I’ve just spent the afternoon staring in wonder at the BP Portrait Award exhibition at the National Portrait Gallery. To be honest some of the painted portraits could easily have passed as photographs.
As soon as you approach the exhibition you are met by the outstanding portrait of Simon Weston, turn right into the hall and there is a painting of Dame Kelly Holmes which, try as I might, I could not see a single brush stroke.
Amongst my favourites was the 2008 photo-realism portrait of Sir Paul Nurse (Geneticist and cell biologist) by artist Jason Brooks.

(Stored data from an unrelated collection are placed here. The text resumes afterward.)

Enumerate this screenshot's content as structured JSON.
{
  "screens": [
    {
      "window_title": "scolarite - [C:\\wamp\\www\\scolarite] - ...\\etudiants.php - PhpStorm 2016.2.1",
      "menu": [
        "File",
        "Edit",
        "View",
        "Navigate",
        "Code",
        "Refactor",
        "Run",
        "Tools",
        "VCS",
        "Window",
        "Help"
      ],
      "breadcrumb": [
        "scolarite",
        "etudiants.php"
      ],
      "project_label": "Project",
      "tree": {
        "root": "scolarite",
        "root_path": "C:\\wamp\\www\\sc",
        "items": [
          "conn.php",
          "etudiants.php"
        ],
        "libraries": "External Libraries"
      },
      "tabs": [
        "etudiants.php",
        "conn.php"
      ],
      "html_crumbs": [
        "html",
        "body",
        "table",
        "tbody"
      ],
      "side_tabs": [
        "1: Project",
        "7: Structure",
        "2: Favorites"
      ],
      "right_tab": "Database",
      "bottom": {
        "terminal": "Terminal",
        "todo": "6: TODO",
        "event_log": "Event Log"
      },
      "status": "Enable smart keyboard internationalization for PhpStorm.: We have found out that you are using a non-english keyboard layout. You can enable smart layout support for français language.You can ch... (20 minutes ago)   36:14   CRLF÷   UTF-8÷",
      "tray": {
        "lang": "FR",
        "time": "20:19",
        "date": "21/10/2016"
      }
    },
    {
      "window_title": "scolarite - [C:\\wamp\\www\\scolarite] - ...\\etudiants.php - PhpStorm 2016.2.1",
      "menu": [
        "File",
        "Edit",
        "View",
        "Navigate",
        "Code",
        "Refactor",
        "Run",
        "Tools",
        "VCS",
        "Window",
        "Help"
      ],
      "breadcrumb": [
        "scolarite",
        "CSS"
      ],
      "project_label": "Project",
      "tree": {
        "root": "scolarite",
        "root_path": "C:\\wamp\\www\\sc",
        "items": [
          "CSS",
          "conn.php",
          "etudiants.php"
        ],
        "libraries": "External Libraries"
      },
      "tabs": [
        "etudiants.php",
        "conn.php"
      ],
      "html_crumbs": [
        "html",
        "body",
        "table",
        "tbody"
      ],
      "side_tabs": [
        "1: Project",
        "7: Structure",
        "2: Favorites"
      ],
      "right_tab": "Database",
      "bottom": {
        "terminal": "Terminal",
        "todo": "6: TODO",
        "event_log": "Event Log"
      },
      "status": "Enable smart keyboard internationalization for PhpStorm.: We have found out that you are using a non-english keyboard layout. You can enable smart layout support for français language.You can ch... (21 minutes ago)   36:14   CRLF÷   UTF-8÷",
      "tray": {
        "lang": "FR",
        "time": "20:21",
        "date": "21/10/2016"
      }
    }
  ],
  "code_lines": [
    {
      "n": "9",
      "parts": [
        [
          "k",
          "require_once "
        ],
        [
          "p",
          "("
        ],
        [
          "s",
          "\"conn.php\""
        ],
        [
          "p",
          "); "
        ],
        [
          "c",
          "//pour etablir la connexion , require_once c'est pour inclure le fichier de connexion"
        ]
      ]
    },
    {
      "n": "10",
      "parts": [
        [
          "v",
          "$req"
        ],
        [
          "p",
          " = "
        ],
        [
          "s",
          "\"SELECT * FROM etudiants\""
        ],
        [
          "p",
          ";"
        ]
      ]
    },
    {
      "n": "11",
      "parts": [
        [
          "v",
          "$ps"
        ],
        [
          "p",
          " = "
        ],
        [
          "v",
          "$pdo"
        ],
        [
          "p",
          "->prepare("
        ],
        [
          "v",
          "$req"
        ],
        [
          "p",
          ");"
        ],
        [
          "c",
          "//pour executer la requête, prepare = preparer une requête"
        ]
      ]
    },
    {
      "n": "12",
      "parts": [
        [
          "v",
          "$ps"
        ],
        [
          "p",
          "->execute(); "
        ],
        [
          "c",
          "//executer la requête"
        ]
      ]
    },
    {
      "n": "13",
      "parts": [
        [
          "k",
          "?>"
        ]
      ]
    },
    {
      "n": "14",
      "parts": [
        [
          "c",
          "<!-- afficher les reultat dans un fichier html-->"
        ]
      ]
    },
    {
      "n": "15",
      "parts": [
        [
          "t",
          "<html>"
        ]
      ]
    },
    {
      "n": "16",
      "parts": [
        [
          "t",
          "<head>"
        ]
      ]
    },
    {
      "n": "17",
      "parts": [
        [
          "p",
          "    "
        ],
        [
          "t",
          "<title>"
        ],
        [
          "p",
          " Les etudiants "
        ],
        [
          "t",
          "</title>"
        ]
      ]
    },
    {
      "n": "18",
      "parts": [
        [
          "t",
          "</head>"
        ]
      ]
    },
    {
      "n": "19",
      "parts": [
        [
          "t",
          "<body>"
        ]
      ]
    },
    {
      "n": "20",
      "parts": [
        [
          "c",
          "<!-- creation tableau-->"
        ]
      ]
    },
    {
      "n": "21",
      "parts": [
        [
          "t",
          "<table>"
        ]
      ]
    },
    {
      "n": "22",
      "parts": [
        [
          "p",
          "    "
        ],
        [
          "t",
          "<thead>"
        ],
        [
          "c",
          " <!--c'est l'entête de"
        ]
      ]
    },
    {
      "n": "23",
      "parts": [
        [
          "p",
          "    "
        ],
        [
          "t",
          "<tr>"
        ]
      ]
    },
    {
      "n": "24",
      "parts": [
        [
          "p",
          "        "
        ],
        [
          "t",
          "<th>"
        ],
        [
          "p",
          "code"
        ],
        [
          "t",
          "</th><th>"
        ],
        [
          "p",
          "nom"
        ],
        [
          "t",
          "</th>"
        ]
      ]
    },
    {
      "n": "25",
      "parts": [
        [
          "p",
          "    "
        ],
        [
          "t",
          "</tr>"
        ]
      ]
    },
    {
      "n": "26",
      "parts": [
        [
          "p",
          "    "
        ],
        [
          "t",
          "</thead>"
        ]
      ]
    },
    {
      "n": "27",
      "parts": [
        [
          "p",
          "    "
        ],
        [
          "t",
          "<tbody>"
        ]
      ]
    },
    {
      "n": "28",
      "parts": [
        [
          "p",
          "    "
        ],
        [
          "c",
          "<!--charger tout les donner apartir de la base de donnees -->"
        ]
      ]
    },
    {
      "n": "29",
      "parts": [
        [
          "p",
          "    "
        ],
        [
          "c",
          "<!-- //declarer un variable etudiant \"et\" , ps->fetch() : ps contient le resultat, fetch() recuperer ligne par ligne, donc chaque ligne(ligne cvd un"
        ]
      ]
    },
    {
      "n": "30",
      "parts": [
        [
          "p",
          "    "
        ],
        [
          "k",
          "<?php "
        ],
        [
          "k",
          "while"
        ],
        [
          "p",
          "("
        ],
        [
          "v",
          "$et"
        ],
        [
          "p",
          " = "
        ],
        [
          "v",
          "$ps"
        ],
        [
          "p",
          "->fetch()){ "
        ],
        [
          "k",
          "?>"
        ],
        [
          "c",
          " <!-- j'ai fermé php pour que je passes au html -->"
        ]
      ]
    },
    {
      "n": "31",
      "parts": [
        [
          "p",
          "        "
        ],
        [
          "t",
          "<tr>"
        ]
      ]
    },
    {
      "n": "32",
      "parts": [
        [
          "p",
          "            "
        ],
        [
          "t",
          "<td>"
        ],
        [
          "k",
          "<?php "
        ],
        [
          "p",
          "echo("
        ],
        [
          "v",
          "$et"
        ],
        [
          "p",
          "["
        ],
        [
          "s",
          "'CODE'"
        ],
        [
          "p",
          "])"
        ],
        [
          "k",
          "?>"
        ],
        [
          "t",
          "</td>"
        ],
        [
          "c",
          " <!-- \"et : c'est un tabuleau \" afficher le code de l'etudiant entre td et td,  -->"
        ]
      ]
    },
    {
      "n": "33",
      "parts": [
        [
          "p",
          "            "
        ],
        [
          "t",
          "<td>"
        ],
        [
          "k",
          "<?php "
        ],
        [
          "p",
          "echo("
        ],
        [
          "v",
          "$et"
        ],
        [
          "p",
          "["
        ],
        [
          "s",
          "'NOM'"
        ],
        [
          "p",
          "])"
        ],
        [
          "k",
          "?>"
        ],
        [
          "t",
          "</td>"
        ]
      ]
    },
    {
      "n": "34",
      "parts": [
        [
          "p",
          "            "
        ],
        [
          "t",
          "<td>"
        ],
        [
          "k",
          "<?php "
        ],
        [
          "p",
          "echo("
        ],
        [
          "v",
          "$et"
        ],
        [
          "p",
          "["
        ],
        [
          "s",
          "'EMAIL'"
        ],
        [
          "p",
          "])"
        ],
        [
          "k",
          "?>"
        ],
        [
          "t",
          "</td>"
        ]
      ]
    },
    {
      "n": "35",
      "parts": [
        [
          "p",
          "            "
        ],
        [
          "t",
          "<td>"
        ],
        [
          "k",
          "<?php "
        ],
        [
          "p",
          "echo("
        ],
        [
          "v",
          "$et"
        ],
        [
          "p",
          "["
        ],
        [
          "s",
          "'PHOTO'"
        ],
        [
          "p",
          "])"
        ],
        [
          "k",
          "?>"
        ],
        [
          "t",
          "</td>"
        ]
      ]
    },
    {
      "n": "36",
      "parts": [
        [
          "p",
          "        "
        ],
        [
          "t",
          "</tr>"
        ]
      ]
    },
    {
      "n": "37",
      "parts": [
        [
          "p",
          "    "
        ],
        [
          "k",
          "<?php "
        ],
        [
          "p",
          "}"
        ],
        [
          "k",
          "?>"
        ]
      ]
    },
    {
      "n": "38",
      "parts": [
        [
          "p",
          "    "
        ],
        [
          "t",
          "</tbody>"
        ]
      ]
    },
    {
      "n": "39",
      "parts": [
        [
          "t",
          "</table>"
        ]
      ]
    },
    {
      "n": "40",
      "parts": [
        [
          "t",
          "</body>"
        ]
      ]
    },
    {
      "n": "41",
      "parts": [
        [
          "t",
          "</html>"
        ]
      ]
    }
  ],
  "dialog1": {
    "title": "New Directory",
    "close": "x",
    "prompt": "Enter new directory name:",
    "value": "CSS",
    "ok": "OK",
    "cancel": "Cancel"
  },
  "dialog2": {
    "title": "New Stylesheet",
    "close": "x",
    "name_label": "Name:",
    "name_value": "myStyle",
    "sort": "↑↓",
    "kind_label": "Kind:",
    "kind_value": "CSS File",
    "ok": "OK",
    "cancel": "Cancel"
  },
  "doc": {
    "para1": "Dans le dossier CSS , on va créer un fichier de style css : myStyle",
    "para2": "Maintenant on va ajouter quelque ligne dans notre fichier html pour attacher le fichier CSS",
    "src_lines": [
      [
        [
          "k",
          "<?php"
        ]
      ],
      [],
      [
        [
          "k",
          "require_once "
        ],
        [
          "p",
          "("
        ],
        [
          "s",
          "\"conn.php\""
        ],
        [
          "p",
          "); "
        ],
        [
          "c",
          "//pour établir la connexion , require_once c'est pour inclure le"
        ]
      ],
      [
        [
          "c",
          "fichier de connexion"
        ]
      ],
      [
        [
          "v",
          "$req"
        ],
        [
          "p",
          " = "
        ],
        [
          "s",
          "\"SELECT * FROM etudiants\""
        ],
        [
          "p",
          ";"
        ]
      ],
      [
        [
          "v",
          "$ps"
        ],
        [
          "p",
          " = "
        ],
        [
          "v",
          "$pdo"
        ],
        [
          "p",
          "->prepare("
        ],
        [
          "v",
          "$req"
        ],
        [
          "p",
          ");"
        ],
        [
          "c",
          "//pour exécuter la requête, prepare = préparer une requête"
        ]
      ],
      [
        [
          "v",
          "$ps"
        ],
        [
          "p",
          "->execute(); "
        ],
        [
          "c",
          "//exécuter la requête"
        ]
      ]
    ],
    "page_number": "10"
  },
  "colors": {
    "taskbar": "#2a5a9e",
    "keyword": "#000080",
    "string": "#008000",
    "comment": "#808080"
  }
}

There is something mesmerizing about this portrait. I spent ages studying the contours of his face, his skin, eyes and hair. When I paint I use a grid to copy the subject onto canvas so I was happy to see the Artist’s grid still remained in the background of this painting.
After dragging myself away from this room I went into the 2014 exhibition hall where 55 new portraits hang from around the world. Many are outstanding. There are informal and personal studies of friends and family, portraits of famous faces, a skateboarder, tube travellers, the list goes on.
Thomas Ganter became the first German to win the BP Portrait Award with his work Man with a Plaid Blanket. The 40-year-old wanted to paint a homeless man in the style that nobles or saints were portrayed in traditional portraiture “to emphasise that everyone deserves respect, attention and care”.
If you get the time go along to the exhibition, it’s well worth a visit.